Assistive technology doesn’t have to be complicated or high-tech to support older people to remain at home, a study of off-the shelf smart home devices by a rural and remote aged care provider has found.
The final report of the Intelligent Home Solutions for Independent Living project looked at a range of so-called ‘set and forget’ devices including Google Home systems, smart lights, smart kettles, tablets and robotic vacuum cleaners.
The study was done by researchers from Deakin and Monash Universities in partnership with McLean Care, which received a federal CHSP Innovation Grant to explore the incorporation of smart home devices in the lives and homes of older people living in regional communities.
Participants were given the opportunity to have fun with the smart home devices, make mistakes and take their time to learn each function with technical support of the project team, creating an ideal learning environment.Associate Professor Ben Horan
It involved 23 households from McLean Care’s CHSP client base in Inverell, Tamworth and Gunnedah who were supplied with a range of smart home technologies that didn’t require hard-wiring to be installed.
The project team believes the study is the first of its kind in the world.
Benefits and challenges
The research found that being part of the trial was of benefit to participants, helped to demystify digital technology and taught them new skills.
“We have moved well beyond the concept that older people don’t engage with technology,” the report concludes.
Overall, the devices provided ‘small but significant’ comforts and conveniences and helped participants stay safe and active, the report says. It also helped keep their minds active, fostered social interaction and helped them manage everyday routines – for example keeping their homes clean or using smart light-enabled medication reminders.
On the downside, some participants had trouble fixing small technical issues and worried they were becoming too dependent on the devices or the tech support team. Some struggled with voice activated devices and learning Google Home commands, as well as using buttons and touch screens. Others were reticent about making large new investments in smart technology.
There were also practical issues, such as the smart kettle being too heavy and the robotic vacuum unsettling for some, as well as being a potential tripping hazard.
Two households withdrew from the trial because they found the technology too overwhelming.
But generally the technology was well recieved. When asked to report on a scale of 1 to 5 how likely they were to recommend the of technologies to others the average the score was 3.9 out of 5.
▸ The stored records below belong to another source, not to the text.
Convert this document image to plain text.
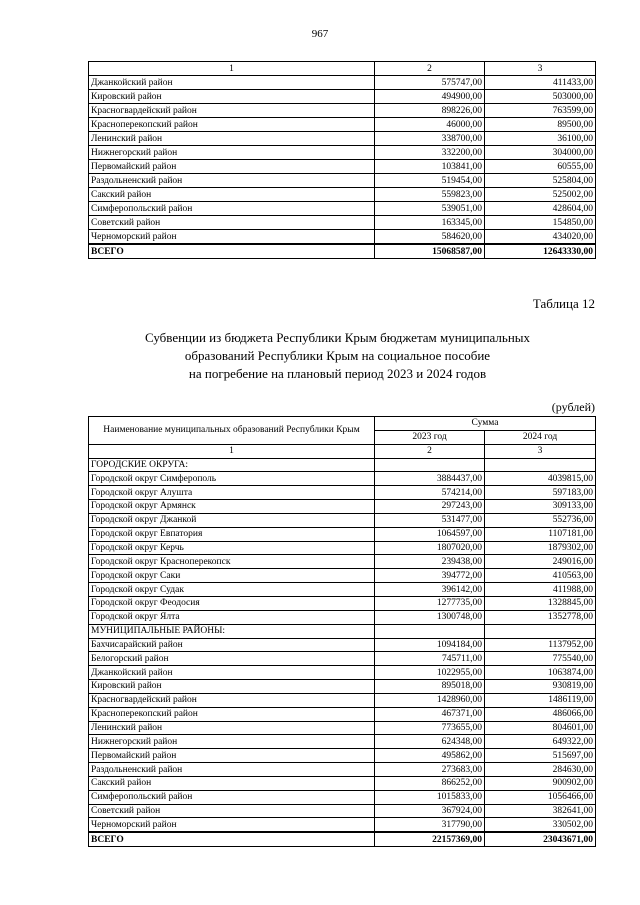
967
1	2	3
Джанкойский район	575747,00	411433,00
Кировский район	494900,00	503000,00
Красногвардейский район	898226,00	763599,00
Красноперекопский район	46000,00	89500,00
Ленинский район	338700,00	36100,00
Нижнегорский район	332200,00	304000,00
Первомайский район	103841,00	60555,00
Раздольненский район	519454,00	525804,00
Сакский район	559823,00	525002,00
Симферопольский район	539051,00	428604,00
Советский район	163345,00	154850,00
Черноморский район	584620,00	434020,00
ВСЕГО	15068587,00	12643330,00
Таблица 12
Субвенции из бюджета Республики Крым бюджетам муниципальных
образований Республики Крым на социальное пособие
на погребение на плановый период 2023 и 2024 годов
(рублей)
Наименование муниципальных образований Республики Крым	Сумма	
	2023 год	2024 год
1	2	3
ГОРОДСКИЕ ОКРУГА:		
Городской округ Симферополь	3884437,00	4039815,00
Городской округ Алушта	574214,00	597183,00
Городской округ Армянск	297243,00	309133,00
Городской округ Джанкой	531477,00	552736,00
Городской округ Евпатория	1064597,00	1107181,00
Городской округ Керчь	1807020,00	1879302,00
Городской округ Красноперекопск	239438,00	249016,00
Городской округ Саки	394772,00	410563,00
Городской округ Судак	396142,00	411988,00
Городской округ Феодосия	1277735,00	1328845,00
Городской округ Ялта	1300748,00	1352778,00
МУНИЦИПАЛЬНЫЕ РАЙОНЫ:		
Бахчисарайский район	1094184,00	1137952,00
Белогорский район	745711,00	775540,00
Джанкойский район	1022955,00	1063874,00
Кировский район	895018,00	930819,00
Красногвардейский район	1428960,00	1486119,00
Красноперекопский район	467371,00	486066,00
Ленинский район	773655,00	804601,00
Нижнегорский район	624348,00	649322,00
Первомайский район	495862,00	515697,00
Раздольненский район	273683,00	284630,00
Сакский район	866252,00	900902,00
Симферопольский район	1015833,00	1056466,00
Советский район	367924,00	382641,00
Черноморский район	317790,00	330502,00
ВСЕГО	22157369,00	23043671,00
Closing the digital divide
The report recommends that individually tailored and affordable smart technology should be included as “optional extras” for home care and calls for education and ongoing research.
Project lead Yolande Strengers from Monash University says older people are marginalised when it comes to the design of smart home devices and often underrepresented in user studies.
“Despite the many benefits smart home devices can offer the elderly population, many older Australians are increasingly concerned about being left behind in the digital age, highlighting the need for proactive policy and research initiatives to help bridge this gap,” she said.
“It is imperative that this group must continue to be at the heart of policy and research initiatives aimed at closing the digital divide.”
Associate Professor Ben Horan from Deakin University’s CADET Virtual Reality Training and Simulation Research Lab said the research revealed insights about how older people used smart technologies.
“Our team recorded usage data from the devices to identify how often they were used, at what times, and using what functionalities. We were also able to understand the kinds of voice requests and challenges with voice activation that older people faced when engaging with Google Home functions,” he said.
“Participants were given the opportunity to have fun with the smart home devices, make mistakes and take their time to learn each function with technical support of the project team, creating an ideal learning environment.”
The research was published before the release of the final report of the aged care royal commission, which calls for the establishment of a separate home modification and assistive tech category within the proposed new aged care program.
The category would provide grant-funded goods, aids and equipment and services to promote safe and independent living at home, the commissioners recommended.